Читать «Поэзия и сверхпоэзия. О многообразии творческих миров» онлайн - страница 19

Михаил Наумович Эпштейн

Затем его образ стал «очеловечиваться», распространилось новое, более живое, доходящее порой до «свойскости», фамильярности отношение к Пушкину. Поэт представал этаким озорным повесой, символом внешней раскрепощенности – в духе молодежных повестей и стихов 1960-х годов. Это был «оттепельный» идеал раскованности, непринужденности, снятия всяких церемониальных зажимов. Вот как писал тогда Е. Евтушенко: «О, баловень балов / и баловень боли. / Тулупчик с бабы – / как шубу соболью». Дальше там – «звон и азарт», Пушкин вина, кутежей, вольной жизни. Молодой Пушкин, не благостно-чинный и неприступный певец вольности в лавровом венке, а свободный, шутливый, разгульный, карнавальный, народный, в окружении пирующих друзей, среди цыган, на ярмарке и т. д. – примерно таково было восприятие Пушкина в 1960-е годы (второй этап).

Но вот наступили 1970-е, и образ Пушкина окрасился в новые, менее яркие, но более глубокие и сдержанные тона. Не столько политическое вольномыслие и жизненное эпикурейство, сколько своеобразный нравственный стоицизм стал привлекать в Пушкине. Умение переносить тоску и тяготу жизни, одолевать долгие приступы хандры, смиряться с неизбежным – и тем самым возвышаться над ним… Если перенести на самого поэта сказанное им о двойственности русской песни, то в восприятии Пушкина на рубеже 1960–1970-х произошел перепад от одного полюса к другому: от «разгулья удалого» – «к сердечной тоске». Пушкин воспринимается как пример не столько раскрепощения всех жизненных сил, сколько сохранения их на том пределе, где жизнь становится тягостной и невыносимой и все-таки требует: живи! Пушкин – то, что остается после всех утрат, то, чего нельзя отнять, последнее утешение. «Есть еще опушки, где грибов не счесть. / Есть Россия, Пушкин, / наши дети есть», – пишет Е. Евтушенко, для которого Пушкин – уже не хлопанье пробок и брызжущая пена молодого вина, а то, что остается на самом дне жизни, последняя, уже не пьянящая, но отрезвляющая после праздника капля. «Осенняя ясность ума и печальная трезвость рассудка» – вот чему в первую очередь сопереживает у Пушкина и О. Дмитриев. То же – у Гл. Горбовского: «Чуть подтаяли силы, / не ропщу, не корю: / „Пушкин есть у России!“ – / как молитву творю». Тут имя Пушкина знаменует не избыток сил, хлещущих через край, но нижний предел, первооснову жизни как терпения и надежды.

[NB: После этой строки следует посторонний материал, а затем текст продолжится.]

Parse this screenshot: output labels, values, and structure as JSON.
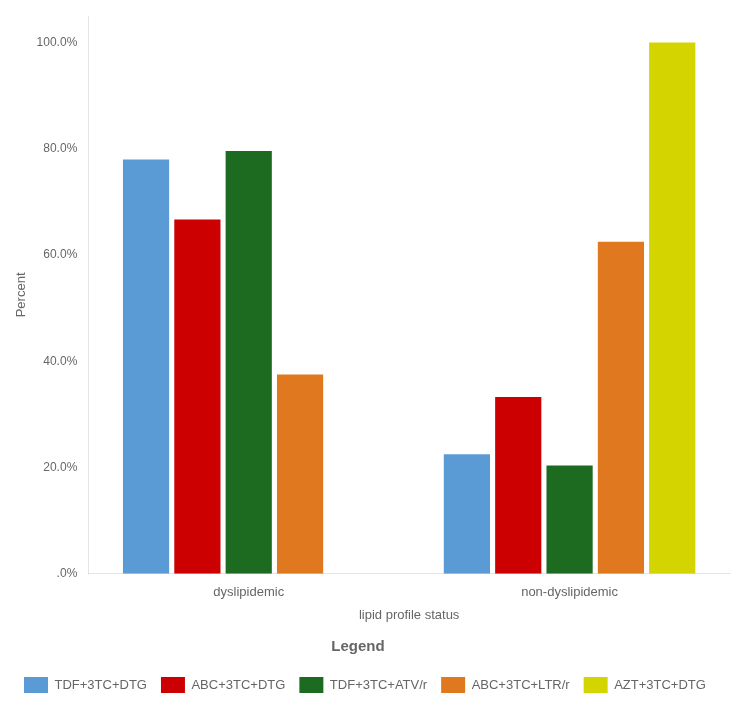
{
  "chart_data": {
    "type": "bar",
    "categories": [
      "dyslipidemic",
      "non-dyslipidemic"
    ],
    "series": [
      {
        "name": "TDF+3TC+DTG",
        "color": "#5B9BD5",
        "values": [
          78.0,
          22.5
        ]
      },
      {
        "name": "ABC+3TC+DTG",
        "color": "#CC0000",
        "values": [
          66.7,
          33.3
        ]
      },
      {
        "name": "TDF+3TC+ATV/r",
        "color": "#1D6B20",
        "values": [
          79.6,
          20.4
        ]
      },
      {
        "name": "ABC+3TC+LTR/r",
        "color": "#E07820",
        "values": [
          37.5,
          62.5
        ]
      },
      {
        "name": "AZT+3TC+DTG",
        "color": "#D4D400",
        "values": [
          0.0,
          100.0
        ]
      }
    ],
    "xlabel": "lipid profile status",
    "ylabel": "Percent",
    "ylim": [
      0,
      105
    ],
    "yticks": [
      {
        "value": 0.0,
        "label": ".0%"
      },
      {
        "value": 20.0,
        "label": "20.0%"
      },
      {
        "value": 40.0,
        "label": "40.0%"
      },
      {
        "value": 60.0,
        "label": "60.0%"
      },
      {
        "value": 80.0,
        "label": "80.0%"
      },
      {
        "value": 100.0,
        "label": "100.0%"
      }
    ],
    "legend_title": "Legend",
    "legend": "bottom",
    "grid": false
  }
}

И – совсем уже грозное обобщение, где национальная святыня и «наше всё» приравнивается к упырю: «Пустота – содержимое Пушкина. Без нее он был бы не полон, его бы не было… Любя всех, он никого не любил, и „никого“ давало свободу кивать налево и направо… <…> В столь повышенной восприимчивости таилось что-то вампирическое. Потому-то пушкинский образ так лоснится вечной молодостью, свежей кровью, крепким румянцем… вся полнота бытия вместилась в момент переливания крови встречных жертв в порожнюю тару того, кто, в сущности, никем не является, ничего не помнит, не любит…» Очень жутко и ново – хотя и вспоминается, что Достоевского восторгала именно «всемирная отзывчивость» Пушкина, который, как никто из мировых поэтов – не сравнимо с Шекспиром и Шиллером, – умеет перевоплощаться в характеры и атмосферу других народов. «Ведь мог же он вместить чужие гении в своей душе, как родные» – призрак вампира уже витает над этой благоговейной фразой. То, что у Достоевского звучит беспримерной хвалой, у Синявского – разоблачение гения российской переимчивости, который ухитрился обчистить все закрома европейской словесности, до отвала насытиться чужой кровью. Это ли не творческий вампиризм? И если Пушкин есть откровение о всемирном призвании и отзывчивости русской души, то вывод Синявского отдает еще большим кощунством: как разоблачение кровососной, «подражательной» сущности целой культуры-упыря, разметнувшейся на шестую часть света.